Still, Gross says, "you can already see the path building." Until recently, the video-surveillance industry still mostly relied on analog cameras, requiring cable to be set up for long distances to connect those cameras to monitoring equipment. Now, "the industry is switching to IP-based cameras, with which you can pretty easily tap into already existing Ethernet networks," Gross says. "So you have wireless cameras and cameras using POE [Power over Ethernet technology allows IP telephones, wireless LAN Access Points, and other appliances to receive power as well as data over existing LAN cabling] where you don't need a separate power plug. You can buy commercial solutions that are essentially a TiVo for these cameras, with motion sensors built in so they only record when there's motion happening. With digital storage, you can keep the data indefinitely and enhance it in ways that you can't with analog images. So all these things are coming together."

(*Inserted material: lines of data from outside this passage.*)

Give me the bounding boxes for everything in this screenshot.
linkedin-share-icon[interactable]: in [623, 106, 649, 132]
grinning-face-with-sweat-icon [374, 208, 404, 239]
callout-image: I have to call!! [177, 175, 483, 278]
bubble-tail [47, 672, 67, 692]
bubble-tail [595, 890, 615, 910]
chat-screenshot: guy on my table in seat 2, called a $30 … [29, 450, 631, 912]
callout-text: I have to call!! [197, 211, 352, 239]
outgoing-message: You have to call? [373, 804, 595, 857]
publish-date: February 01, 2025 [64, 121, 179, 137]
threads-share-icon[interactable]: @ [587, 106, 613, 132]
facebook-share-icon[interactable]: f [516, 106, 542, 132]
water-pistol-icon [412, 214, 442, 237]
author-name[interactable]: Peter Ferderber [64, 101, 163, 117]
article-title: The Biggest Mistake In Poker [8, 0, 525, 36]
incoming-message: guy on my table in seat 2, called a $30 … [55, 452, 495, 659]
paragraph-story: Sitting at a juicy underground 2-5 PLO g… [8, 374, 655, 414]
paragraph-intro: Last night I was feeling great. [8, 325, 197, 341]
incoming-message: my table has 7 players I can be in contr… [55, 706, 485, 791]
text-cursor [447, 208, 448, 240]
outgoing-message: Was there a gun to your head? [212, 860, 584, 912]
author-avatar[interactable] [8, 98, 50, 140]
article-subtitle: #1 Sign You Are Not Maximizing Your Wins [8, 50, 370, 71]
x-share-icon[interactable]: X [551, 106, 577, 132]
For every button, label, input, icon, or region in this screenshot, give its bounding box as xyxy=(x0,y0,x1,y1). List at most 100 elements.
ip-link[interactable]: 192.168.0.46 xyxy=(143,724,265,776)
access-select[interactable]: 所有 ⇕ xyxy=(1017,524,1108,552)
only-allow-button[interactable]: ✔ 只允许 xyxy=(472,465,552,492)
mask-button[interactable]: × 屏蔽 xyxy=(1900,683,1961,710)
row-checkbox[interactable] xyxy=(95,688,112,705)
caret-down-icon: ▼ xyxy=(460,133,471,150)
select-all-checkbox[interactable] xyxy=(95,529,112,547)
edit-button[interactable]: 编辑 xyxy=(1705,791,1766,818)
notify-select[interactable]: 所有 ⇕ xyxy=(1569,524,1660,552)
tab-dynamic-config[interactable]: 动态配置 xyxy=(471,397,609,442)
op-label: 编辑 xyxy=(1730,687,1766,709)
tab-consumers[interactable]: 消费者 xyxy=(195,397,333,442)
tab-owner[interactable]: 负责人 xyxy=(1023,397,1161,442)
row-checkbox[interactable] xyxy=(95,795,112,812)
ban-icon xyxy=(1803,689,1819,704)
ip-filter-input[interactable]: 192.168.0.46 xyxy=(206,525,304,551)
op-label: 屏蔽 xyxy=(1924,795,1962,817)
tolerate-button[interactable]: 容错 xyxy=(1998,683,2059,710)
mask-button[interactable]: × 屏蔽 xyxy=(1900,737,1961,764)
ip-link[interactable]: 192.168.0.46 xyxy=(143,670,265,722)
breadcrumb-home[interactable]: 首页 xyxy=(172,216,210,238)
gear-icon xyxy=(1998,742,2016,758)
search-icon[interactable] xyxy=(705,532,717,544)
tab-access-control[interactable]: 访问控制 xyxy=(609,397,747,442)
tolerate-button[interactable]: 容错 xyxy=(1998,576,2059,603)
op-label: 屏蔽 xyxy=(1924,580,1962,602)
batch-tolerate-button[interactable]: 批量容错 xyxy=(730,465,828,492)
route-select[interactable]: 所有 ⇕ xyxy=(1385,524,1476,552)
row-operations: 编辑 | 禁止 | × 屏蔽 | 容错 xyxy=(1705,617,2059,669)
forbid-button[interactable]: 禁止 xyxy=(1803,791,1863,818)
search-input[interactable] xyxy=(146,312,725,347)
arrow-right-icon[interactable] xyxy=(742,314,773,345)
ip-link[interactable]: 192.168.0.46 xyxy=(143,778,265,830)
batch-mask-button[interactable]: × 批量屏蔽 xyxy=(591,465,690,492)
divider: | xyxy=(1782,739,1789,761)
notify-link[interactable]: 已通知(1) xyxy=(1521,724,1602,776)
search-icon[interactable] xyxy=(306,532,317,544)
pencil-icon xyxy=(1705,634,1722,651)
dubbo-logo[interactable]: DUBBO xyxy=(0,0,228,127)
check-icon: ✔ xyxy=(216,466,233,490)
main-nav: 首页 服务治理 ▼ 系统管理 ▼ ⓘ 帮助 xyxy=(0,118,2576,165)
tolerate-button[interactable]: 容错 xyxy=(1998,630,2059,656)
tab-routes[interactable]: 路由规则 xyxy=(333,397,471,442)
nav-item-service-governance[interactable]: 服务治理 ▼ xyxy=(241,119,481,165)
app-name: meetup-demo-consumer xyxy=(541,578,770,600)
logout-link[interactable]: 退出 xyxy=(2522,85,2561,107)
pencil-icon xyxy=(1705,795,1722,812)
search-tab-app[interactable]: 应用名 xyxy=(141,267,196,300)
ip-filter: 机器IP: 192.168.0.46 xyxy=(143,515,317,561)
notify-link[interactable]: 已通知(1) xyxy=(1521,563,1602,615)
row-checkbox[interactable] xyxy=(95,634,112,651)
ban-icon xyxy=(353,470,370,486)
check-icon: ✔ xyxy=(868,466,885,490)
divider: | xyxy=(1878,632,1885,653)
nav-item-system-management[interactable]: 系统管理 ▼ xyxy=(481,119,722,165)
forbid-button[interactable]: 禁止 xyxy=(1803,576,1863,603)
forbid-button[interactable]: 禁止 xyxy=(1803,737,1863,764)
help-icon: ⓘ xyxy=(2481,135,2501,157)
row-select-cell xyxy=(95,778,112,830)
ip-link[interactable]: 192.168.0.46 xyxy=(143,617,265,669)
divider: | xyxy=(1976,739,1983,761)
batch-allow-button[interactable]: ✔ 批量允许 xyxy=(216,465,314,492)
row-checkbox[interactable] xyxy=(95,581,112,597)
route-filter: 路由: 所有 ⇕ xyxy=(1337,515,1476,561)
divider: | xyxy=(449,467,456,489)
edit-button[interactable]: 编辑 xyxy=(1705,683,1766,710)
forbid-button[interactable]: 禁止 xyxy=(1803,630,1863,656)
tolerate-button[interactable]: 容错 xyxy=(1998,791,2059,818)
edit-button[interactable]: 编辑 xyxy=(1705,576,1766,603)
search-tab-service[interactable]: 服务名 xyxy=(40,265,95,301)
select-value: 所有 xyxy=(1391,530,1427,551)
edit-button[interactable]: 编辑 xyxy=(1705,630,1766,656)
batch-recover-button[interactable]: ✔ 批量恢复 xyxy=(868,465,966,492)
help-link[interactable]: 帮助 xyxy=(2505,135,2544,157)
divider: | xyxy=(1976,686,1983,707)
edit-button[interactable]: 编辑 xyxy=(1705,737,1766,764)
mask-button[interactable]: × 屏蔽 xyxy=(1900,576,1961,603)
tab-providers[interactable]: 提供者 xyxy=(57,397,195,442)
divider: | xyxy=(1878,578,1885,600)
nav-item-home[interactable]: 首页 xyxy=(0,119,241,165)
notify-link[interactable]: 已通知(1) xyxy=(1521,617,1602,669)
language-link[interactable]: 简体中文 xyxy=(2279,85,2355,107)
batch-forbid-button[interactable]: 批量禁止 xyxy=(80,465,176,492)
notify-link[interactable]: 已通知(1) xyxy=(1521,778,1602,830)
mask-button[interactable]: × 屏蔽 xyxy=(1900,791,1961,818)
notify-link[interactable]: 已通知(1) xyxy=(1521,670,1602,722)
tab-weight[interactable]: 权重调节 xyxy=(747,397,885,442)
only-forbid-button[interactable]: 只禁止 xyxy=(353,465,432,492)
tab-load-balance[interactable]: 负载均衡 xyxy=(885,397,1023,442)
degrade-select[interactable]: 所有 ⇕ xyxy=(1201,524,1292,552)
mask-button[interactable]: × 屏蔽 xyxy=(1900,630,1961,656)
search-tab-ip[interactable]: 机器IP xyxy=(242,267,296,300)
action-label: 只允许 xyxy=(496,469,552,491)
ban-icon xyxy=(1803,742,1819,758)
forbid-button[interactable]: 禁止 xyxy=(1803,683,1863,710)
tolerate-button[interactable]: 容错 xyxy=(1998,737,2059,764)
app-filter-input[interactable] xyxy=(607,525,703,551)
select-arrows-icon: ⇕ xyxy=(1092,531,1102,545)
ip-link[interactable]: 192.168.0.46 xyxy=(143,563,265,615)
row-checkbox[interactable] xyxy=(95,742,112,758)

In principle, therefore, as face-recognition software continues its rapid advance, it will likely be possible to search for specific faces across a network of webcams. Accordingly, Gross's recent work at Carnegie Mellon, in conjunction with colleagues at the Data Privacy Lab there, has been the development of algorithms to protect individuals' privacy while under video surveillance. The usual methods that thwart human recognition of an individual's features on video--for example, those pixelated fields sometimes covering faces and body parts on reality-TV shows--already won't fool much face-recognition software. Completely blacking out each face in a video clip would do the job, but this would be of limited use if law-enforcement agencies wanted to follow up evidence of suspicious behavior once they had a court warrant. The function of the privacy-preserving algorithms that Gross is helping to create, he explains, is to automatically take the average values of individuals' faces and, from those, synthesize new facial images, then superimpose those new images over the originals. "It may seem like the opposite technology," Gross says, "but actually, it's just the other side of face recognition."